OCBC Splits Assets into Fractions; Turkish Bank Enters Cryptocurrency Trading Market

OCBC, a Singaporean multinational banking enterprise, has revealed a blockchain-oriented solution aimed at helping corporate clients fractionalize their assets.
The platform enables the
fractionalization of corporate assets, which can later be sold to reputable investors within the network, as per reports.
OCBC’s product extends past digitized bonds by providing a unique “custom tokenization” for its corporate clientele.
The tokenization service is extended to organizations managing assets over SGD10 million ($7.3 million). With a relatively more approachable investment beginning from SGD1,000 ($734), the program introduces elements of democratization.
OCBC’s Global Markets Lead, Kenneth Lai, has illustrated that this innovative offer allows investors to choose their desired tenure for the tokenized bonds, as well as the interval for interest distributions to the bondholders.
Lai emphasized the solution’s significance for Singapore’s marketplace, highlighting the broad range of advantages, including better asset accessibility, enhanced liquidity, and more effective risk management through the bonds’ fractionalization.
For investors, this fractionalization signifies the flexibility to monetize parts of their bond investments to fund their business operations while continuing to take part in the investment.
OCBC, Singapore’s second-largest bank, has relied on its in-house developed tokenization capabilities to introduce this service, with plans to broaden its asset tokenization offerings in the future.
Lai expressed pride in OCBC’s custom-tailored tokenized bonds, heralding them as a milestone for flexible and liquid investing choices that benefit their clientele substantially.
Advancements in Asset Tokenization
Singapore is leading the charge in Southeast Asia for asset tokenization and is in competition with Hong Kong for dominance. Aiming for a 2024 launch, SBS and UBI have partnered within the scope of Project Guardian to create tokenized securities, adding to the growing list of services within the digital ecosystem.
Citi (NASDAQ: C)-affiliated BondbloX has been pursuing tokenization in Singapore for some time and Moody’s has become involved in Project Guardian to evaluate risks for the finances of the region.
Rajeev Bamra, Moody’s Strategy Chief, suggests that the evolving capabilities pronounce the revolutionary prospects of tokenization in reshaping asset exchangeability and management globally—foreshadowing an era when digital tokens unlock novel economic efficiencies and ventures.
‘Crypto’ Interactions in Turkey
Meanwhile, Garanti BBVA, a leading Turkish bank, has unveiled a service enabling clients to engage with digital currencies in an manner consistent with the current regulatory framework.
The initiative is headed by the bank’s newly formed digital asset division, Garanti BBVA Kripto, and bolstered through a partnership with Bit2me, a Spanish digital currency exchange, to ensure trade execution.
Following the MiCA regulations within the EU, banks can offer digital assets services after obtaining the necessary regulatory approval. This enables retail Garanti BBVA customers to buy, retain, and sell digital currencies using the bank’s mobile banking interface. The bank’s plans for an institutional offering remain opaque.
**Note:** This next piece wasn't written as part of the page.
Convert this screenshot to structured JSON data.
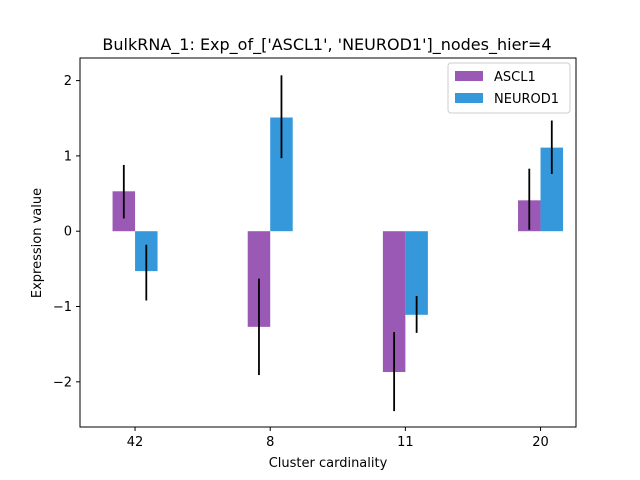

With Turkey witnessing a rapid climb in digital asset investors, positioning it as a global leader by adoption rates, this latest progression offers Turkish consumers a fortification against surging inflation and enhances cross-border financial activity.
Bit2me CEO, Leif Ferreira, insists that the alliance with Garanti BBVA is only the beginning, as they aim to extend services to an array of European banks by 2025, stating that this year would be pivotal for the cryptocurrency sector.
Integrating Legacy and Future Financial Systems
As the integration of digital currencies into the mainstream progresses, numerous banks are exploring digital currencies, backed by MiCA, to preserve their market influence amid heightened competition from modern digital finance institutions.
Beyond customer-focused digital asset services, some banks are also diversifying their balance sheets with novel asset types, diverging from established investment approaches. The European Banking Authority (EBA) has subsequently imposed new guidelines to monitor how financial institutions handle digital currencies.